MJ continued, “[A] trigger could be anything from a certain phrase, a tone of voice, somebody yelling at you, a loud noise [like a] door slam or glass breaking on the floor. It could be a number of things. It just depends on that individual and what they went through.”

“If [bosses knew] this person lived in foster care, they [would] understand that [they] need to have more patience, and a bit more understanding into why we act the way we do sometimes,” MJ said. “I think a lot of times situations get blown out of proportion that shouldn't be. I feel like having that little background knowledge could make a difference.”

“There's not a lot of knowledge about being in foster care,” she said, “and a lot of people's opinions can get skewed really easily. At the end of the day, I'm not my circumstance. I can't go back and change whatever happened.
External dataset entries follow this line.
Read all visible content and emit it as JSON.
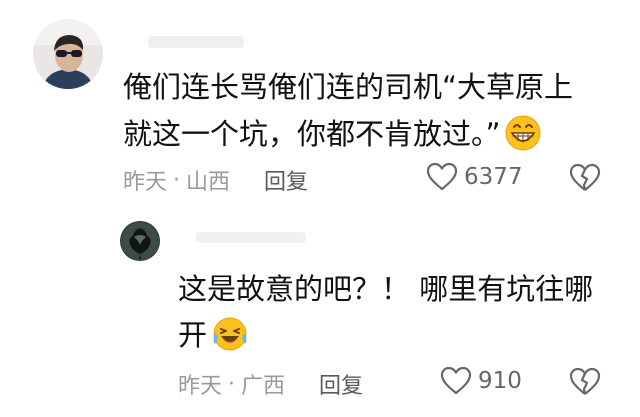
{
  "comments": [
    {
      "text_line1": "俺们连长骂俺们连的司机“大草原上",
      "text_line2": "就这一个坑，你都不肯放过。”",
      "emoji": "grinning-face",
      "time": "昨天",
      "separator": "·",
      "location": "山西",
      "reply_label": "回复",
      "like_count": "6377"
    },
    {
      "text_line1": "这是故意的吧？！ 哪里有坑往哪",
      "text_line2": "开",
      "emoji": "laughing-crying-face",
      "time": "昨天",
      "separator": "·",
      "location": "广西",
      "reply_label": "回复",
      "like_count": "910"
    }
  ],
  "colors": {
    "text": "#111111",
    "meta": "#9a9a9a",
    "reply": "#5a5a5a",
    "icon": "#666666"
  }
}
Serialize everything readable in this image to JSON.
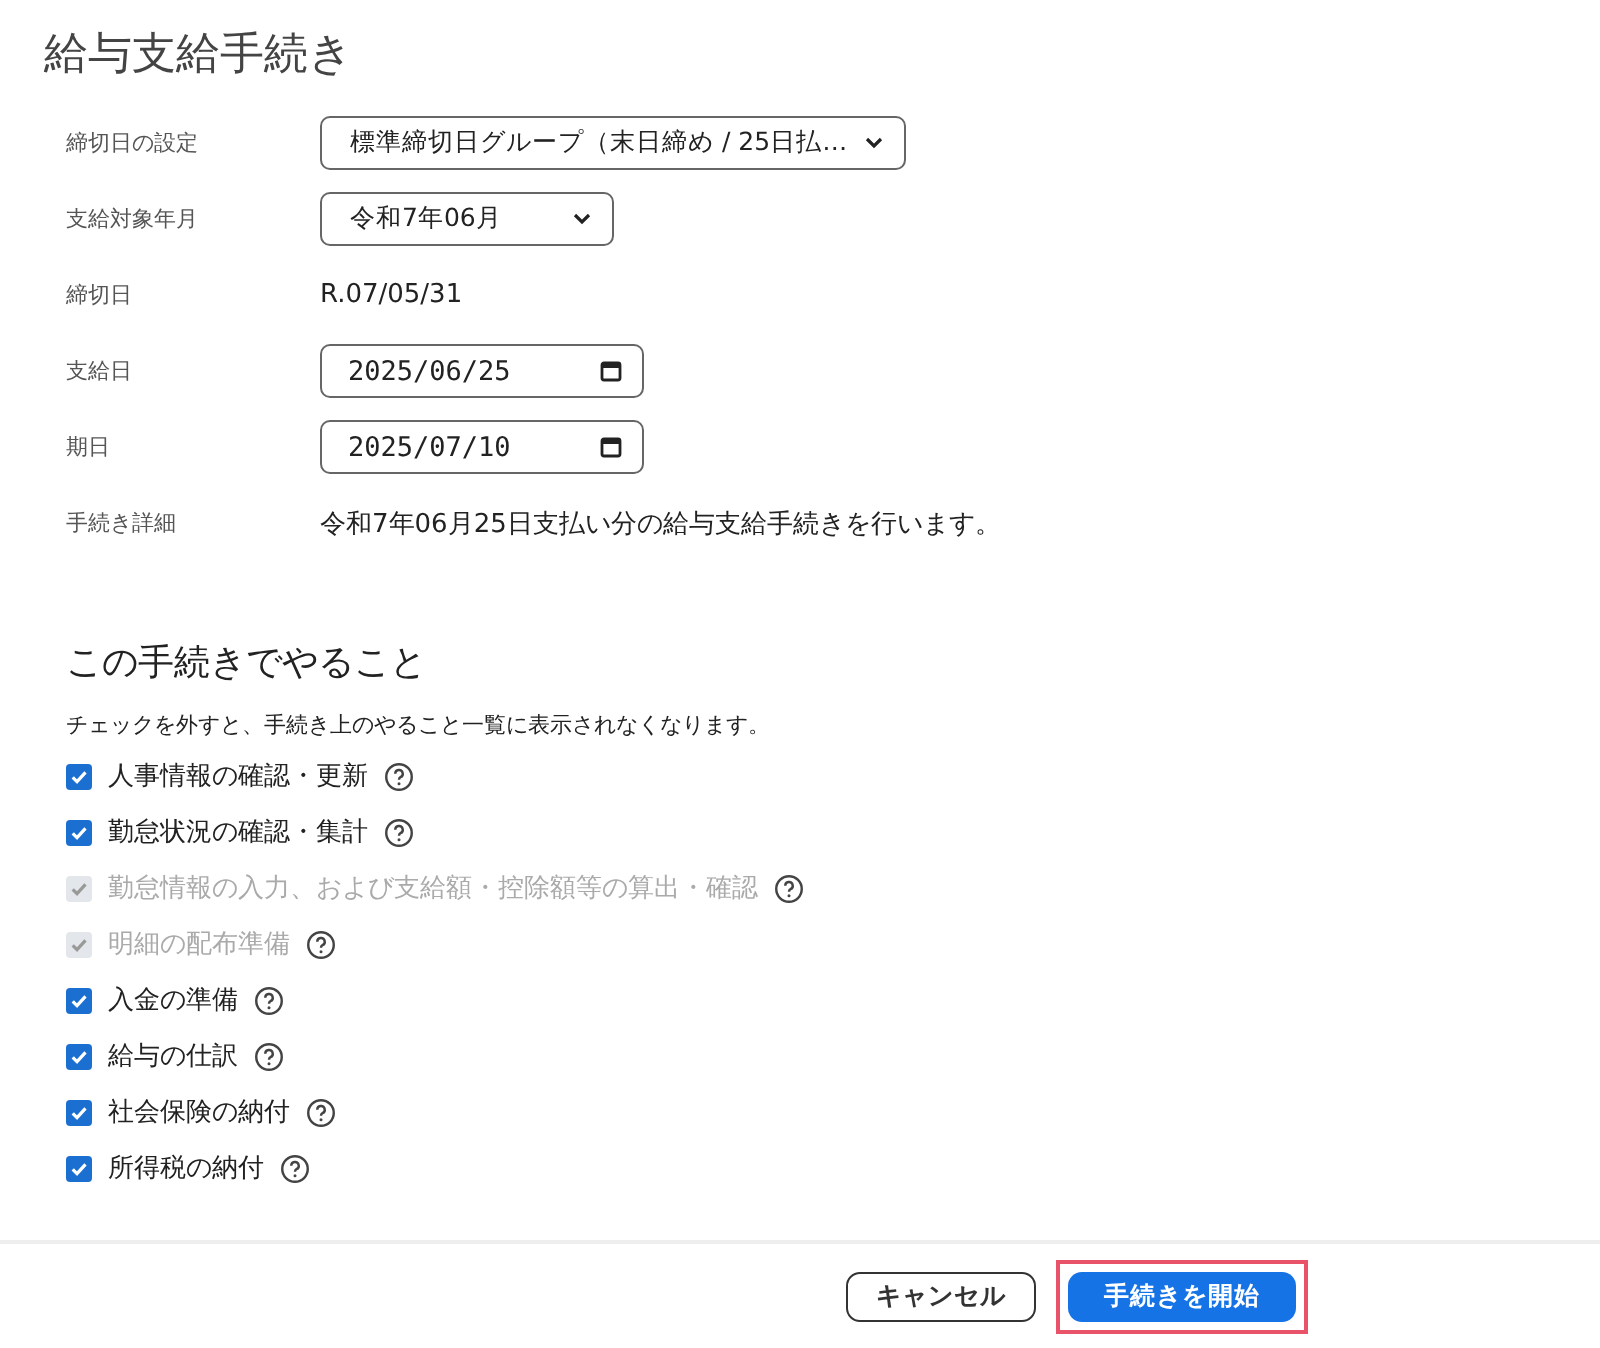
{
  "title": "給与支給手続き",
  "fields": [
    {
      "label": "締切日の設定",
      "kind": "select",
      "value": "標準締切日グループ（末日締め / 25日払…"
    },
    {
      "label": "支給対象年月",
      "kind": "select",
      "value": "令和7年06月"
    },
    {
      "label": "締切日",
      "kind": "text",
      "value": "R.07/05/31"
    },
    {
      "label": "支給日",
      "kind": "date",
      "value": "2025/06/25"
    },
    {
      "label": "期日",
      "kind": "date",
      "value": "2025/07/10"
    },
    {
      "label": "手続き詳細",
      "kind": "text",
      "value": "令和7年06月25日支払い分の給与支給手続きを行います。"
    }
  ],
  "section": {
    "heading": "この手続きでやること",
    "note": "チェックを外すと、手続き上のやること一覧に表示されなくなります。"
  },
  "tasks": [
    {
      "label": "人事情報の確認・更新",
      "checked": true,
      "disabled": false
    },
    {
      "label": "勤怠状況の確認・集計",
      "checked": true,
      "disabled": false
    },
    {
      "label": "勤怠情報の入力、および支給額・控除額等の算出・確認",
      "checked": true,
      "disabled": true
    },
    {
      "label": "明細の配布準備",
      "checked": true,
      "disabled": true
    },
    {
      "label": "入金の準備",
      "checked": true,
      "disabled": false
    },
    {
      "label": "給与の仕訳",
      "checked": true,
      "disabled": false
    },
    {
      "label": "社会保険の納付",
      "checked": true,
      "disabled": false
    },
    {
      "label": "所得税の納付",
      "checked": true,
      "disabled": false
    }
  ],
  "footer": {
    "buttons": [
      {
        "label": "キャンセル",
        "kind": "secondary",
        "highlighted": false
      },
      {
        "label": "手続きを開始",
        "kind": "primary",
        "highlighted": true
      }
    ]
  }
}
I can only move forward, and hope for the best.”

So where does MJ see herself in the future? 

“Sitting on the balcony,” MJ said, “on the second story of my home that I own. I would love to own my own business in the future, an art business, of course. And hopefully be sitting on some pretty dough. That's my goal.”

And what advice would MJ give her younger self? MJ wrote - 

My sweet little girl, the world is going to do its best to dim your light. There will be times you wallow in darkness - scared, alone and afraid. No matter what, promise me you will always pick yourself back up and light your own path. You're different and you won't fit in, but that's okay because you're born to stand out. No matter what, keep shining and remember to love yourself. The world is yours to conquer.

Love,

 MJ, your older self

MJ’s art is filled with multitudes of color, meaning and beauty - just like MJ is herself. If we viewed people as spectacular works of art, maybe we could also learn to appreciate the uniqueness of each person and care to understand them better.